Leave it to Florence Scovel Shinn to give me today's shiver. From her The Power of the Spoken Word: "The first start toward success is to be glad you are yourself."

Literally, right now may be the first time in my life I am glad to be myself. I think from early on, I had a strong but almost invisible thread of self-love and understanding of divine love, but "liking"? "Glad to be me"? I don't think so. I wasn't glad to be a girl who couldn't sing the music I wanted to sing. I wasn't glad to be intelligent. I wasn't glad to be rather plain looking with thick glasses. I wasn't glad to be called "holier than thou" and "too serious/smart/unrealistic." I wasn't glad that I didn't understand much of anything about our economy or society (my brain was no help there!) I wasn't glad to be single, poor, searching. I wasn't glad to never find a home or a tribe across thousands of miles of American wandering. I wasn't glad to be perceived of as rather pathetic, too spiritual and not "worldly" enough.
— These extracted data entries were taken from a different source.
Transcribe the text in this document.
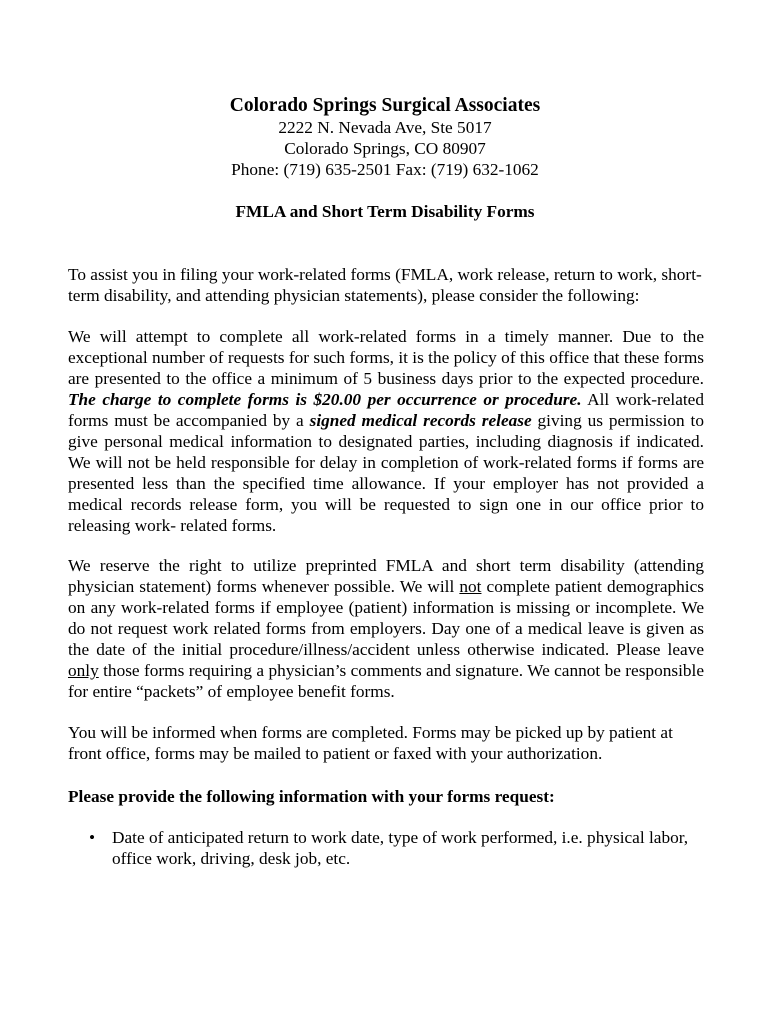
Colorado Springs Surgical Associates

2222 N. Nevada Ave, Ste 5017

Colorado Springs, CO 80907

Phone: (719) 635-2501 Fax: (719) 632-1062

FMLA and Short Term Disability Forms

To assist you in filing your work-related forms (FMLA, work release, return to work, short-term disability, and attending physician statements), please consider the following:

We will attempt to complete all work-related forms in a timely manner. Due to the exceptional number of requests for such forms, it is the policy of this office that these forms are presented to the office a minimum of 5 business days prior to the expected procedure. The charge to complete forms is $20.00 per occurrence or procedure. All work-related forms must be accompanied by a signed medical records release giving us permission to give personal medical information to designated parties, including diagnosis if indicated. We will not be held responsible for delay in completion of work-related forms if forms are presented less than the specified time allowance. If your employer has not provided a medical records release form, you will be requested to sign one in our office prior to releasing work- related forms.

We reserve the right to utilize preprinted FMLA and short term disability (attending physician statement) forms whenever possible. We will not complete patient demographics on any work-related forms if employee (patient) information is missing or incomplete. We do not request work related forms from employers. Day one of a medical leave is given as the date of the initial procedure/illness/accident unless otherwise indicated. Please leave only those forms requiring a physician’s comments and signature. We cannot be responsible for entire “packets” of employee benefit forms.

You will be informed when forms are completed. Forms may be picked up by patient at front office, forms may be mailed to patient or faxed with your authorization.

Please provide the following information with your forms request:

• Date of anticipated return to work date, type of work performed, i.e. physical labor, office work, driving, desk job, etc.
Metaphysical/Law of Attraction thinking really is predicated on a person having an essential liking of themselves. Ultimately, I think we "attract" as a magnet to that very core. Nice sounding affirmations about attracting abundance or new homes or careers weren't working with me because, in a nutshell, I wasn't glad to be me. There was an empty hole where gladness was supposed to be, and emptiness attracted emptiness.
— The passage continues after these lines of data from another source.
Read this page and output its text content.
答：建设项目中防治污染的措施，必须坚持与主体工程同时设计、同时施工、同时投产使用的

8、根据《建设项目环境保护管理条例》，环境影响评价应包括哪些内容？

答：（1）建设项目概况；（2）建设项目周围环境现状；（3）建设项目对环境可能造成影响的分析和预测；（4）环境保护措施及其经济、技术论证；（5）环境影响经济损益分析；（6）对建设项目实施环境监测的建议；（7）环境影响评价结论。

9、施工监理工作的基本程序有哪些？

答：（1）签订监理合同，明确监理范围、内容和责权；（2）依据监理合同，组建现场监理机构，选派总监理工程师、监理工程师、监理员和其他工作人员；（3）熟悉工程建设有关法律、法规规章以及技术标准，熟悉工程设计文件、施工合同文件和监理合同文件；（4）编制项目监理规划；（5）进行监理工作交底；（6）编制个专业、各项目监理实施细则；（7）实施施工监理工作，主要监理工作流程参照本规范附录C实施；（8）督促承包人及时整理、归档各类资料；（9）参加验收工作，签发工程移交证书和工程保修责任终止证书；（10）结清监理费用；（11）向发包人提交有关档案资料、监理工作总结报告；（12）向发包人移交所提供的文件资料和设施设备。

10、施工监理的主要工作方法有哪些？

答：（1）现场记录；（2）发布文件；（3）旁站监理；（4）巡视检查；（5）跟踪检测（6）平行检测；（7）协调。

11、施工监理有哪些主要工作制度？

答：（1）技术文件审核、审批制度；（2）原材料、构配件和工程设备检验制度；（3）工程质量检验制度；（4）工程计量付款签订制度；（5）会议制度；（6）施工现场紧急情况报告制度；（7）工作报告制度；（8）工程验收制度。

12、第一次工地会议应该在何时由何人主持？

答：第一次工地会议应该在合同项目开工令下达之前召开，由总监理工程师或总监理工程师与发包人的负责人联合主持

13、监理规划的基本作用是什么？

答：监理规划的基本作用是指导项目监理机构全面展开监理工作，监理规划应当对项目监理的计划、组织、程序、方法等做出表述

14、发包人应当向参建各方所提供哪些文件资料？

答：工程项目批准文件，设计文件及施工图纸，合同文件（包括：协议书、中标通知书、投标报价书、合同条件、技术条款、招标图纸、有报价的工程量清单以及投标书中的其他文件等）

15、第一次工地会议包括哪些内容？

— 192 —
What has changed in this tsunami season? Left on the beach, I aligned more completely with Goddess energy than ever before. My heart cracked open in the waves. I was washed into the black hole of nothingness and found my way out. Then I became the tsunami and found my own power.

For several decades, I've understood that the 2020s and 2030s are probably going to be the biggest energetic transition in human history. I will come out of this winter finally appreciating that the factors on the list above were, in fact, gifts to help me be a leader in the future. I didn't fit in up until now precisely because I wasn't energetically aligned to the times; I am more so to the times we are entering, times that will become far more love-infused. Finally, glad to be me.